Ishicilelwe: 07.04.2019

Friday, 08.02.2014

Another day in Yangon on the way back to Suzhou. We followed a recommendation from the travel guide and crossed over to Dala, south of Yangon. 



The charm should lie in the hustle and bustle of the markets, the naturalness of the fishing villages and a few temples. Well, we'll see. All Muhsens took the ferry across the Yangon River. Already on the ferry we and especially our children were scrutinized and sometimes touched. This is supposed to bring good luck.

On the other side there was a market for locals. But there were also a few drivers ready to take you for a ride on their motor tricycle. So let's go...



First stop: a pagoda/ temple. We looked around a bit and once again marveled at how much gold is just standing around here in the landscape.



We photographed fences that are forbidden in Germany


and chatted a bit with a novice monk who lives here with his colleagues.



We continued to a village a few kilometers away. The people here live in simple huts, mostly just one room with a table and bed, sometimes nothing at all.
Our guide wanted to show us a cemetery. 


Close by, children played with equally spartan toys as the interior of the houses. Philipp gave them a little something from his toys.

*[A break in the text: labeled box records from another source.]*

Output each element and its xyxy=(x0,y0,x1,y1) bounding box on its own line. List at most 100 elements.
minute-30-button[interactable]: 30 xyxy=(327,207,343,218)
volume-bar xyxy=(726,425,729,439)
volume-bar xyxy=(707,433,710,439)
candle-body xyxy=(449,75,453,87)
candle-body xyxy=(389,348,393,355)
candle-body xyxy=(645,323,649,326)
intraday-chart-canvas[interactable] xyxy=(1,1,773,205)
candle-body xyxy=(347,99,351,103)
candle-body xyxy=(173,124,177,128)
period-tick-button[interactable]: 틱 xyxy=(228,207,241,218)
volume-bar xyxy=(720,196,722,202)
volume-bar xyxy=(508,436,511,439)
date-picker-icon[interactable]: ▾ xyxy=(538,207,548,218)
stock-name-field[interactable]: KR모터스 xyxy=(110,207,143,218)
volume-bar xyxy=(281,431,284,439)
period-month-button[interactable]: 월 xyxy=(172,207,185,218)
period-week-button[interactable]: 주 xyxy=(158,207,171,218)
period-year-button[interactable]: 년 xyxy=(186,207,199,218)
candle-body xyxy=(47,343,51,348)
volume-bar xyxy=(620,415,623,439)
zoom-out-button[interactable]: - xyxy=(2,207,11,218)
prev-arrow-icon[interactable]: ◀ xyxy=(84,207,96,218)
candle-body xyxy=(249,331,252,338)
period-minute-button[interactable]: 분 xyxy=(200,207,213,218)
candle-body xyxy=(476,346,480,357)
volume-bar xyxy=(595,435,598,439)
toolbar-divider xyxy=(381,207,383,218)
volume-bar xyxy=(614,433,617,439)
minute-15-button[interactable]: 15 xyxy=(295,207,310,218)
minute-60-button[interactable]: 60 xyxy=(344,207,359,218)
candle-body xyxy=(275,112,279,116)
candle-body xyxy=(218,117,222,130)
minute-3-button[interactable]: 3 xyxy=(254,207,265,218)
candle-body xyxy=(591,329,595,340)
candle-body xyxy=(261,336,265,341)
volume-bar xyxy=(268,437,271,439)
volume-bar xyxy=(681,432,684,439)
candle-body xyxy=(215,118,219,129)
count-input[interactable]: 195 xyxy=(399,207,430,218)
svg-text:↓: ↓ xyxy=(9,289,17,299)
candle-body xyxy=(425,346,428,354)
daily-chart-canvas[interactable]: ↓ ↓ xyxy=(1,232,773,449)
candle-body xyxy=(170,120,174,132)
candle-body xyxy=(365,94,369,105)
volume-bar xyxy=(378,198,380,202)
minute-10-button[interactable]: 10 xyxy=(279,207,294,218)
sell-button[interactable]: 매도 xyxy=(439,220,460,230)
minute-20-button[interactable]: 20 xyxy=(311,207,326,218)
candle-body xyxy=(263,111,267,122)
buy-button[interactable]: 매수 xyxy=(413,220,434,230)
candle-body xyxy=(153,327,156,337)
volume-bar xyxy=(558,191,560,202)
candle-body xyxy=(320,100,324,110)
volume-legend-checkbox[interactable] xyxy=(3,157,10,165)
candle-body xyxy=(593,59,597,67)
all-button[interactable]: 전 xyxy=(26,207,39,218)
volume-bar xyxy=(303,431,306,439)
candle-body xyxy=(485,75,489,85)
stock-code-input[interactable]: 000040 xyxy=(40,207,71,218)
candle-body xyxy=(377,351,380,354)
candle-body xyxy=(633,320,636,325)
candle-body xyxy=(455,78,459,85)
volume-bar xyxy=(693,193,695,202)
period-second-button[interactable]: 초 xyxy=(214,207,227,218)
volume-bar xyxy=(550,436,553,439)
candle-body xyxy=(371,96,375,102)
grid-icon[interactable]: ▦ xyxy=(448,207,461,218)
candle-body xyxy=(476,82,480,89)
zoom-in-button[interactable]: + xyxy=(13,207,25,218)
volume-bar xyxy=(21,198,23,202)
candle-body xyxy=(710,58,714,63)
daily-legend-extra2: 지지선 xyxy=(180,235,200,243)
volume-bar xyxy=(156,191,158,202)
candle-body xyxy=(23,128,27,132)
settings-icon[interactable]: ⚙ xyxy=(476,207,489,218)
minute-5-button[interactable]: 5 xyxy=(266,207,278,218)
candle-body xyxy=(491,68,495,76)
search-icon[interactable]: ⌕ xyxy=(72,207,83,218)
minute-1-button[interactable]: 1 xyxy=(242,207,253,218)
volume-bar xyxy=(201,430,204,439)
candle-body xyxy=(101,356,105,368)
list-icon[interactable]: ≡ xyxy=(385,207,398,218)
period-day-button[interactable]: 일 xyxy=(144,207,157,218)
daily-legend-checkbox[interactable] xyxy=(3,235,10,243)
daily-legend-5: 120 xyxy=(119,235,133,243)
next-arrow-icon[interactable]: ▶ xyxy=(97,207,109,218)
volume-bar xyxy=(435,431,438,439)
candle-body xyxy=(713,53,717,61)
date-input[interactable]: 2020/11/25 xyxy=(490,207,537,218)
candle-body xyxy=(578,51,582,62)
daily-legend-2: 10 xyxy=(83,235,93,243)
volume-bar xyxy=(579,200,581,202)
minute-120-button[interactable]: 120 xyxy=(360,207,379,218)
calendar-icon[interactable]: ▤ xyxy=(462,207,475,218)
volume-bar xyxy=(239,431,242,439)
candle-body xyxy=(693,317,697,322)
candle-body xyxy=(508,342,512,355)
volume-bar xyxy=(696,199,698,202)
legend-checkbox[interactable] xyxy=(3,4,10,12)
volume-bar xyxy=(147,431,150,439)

Next stop was a real 'orphanage'. Not directly recognizable as such as it was just a few huts on the edge of a settlement. A missionary takes care of the parentless little ones or those whose parents have succumbed to alcohol and drugs. The conditions were very primitive and we were not prepared for it. So we could only donate and give away a little.



Then the next destination was 'Temple of the 40 Snakes'. We didn't suspect that the noun would actually be an omen. A temple on a small island in the middle of a small artificial pond - full of snakes! 






We were amazed. There was an older monk and an older woman sitting there. A snake wanted to get some fresh air but was promptly pushed back by the woman and a prepared stick.
After the impressive snakes, the next superlative, the temple of the 1000 Buddhas! Here we could imagine beforehand that it would be true. Like the Terracotta Army, the colleagues stood in rows and files.  



Philipp and I climbed up a pagoda and enjoyed the view.


But then it was enough for this day. Our driver took us back to the port in the tuk-tuk. 

The streets of Yangon were partially very Chinese decorated. The Middle Kingdom is obviously reaching out here.


A very eventful and exciting day came to an end and we were glad we took this trip!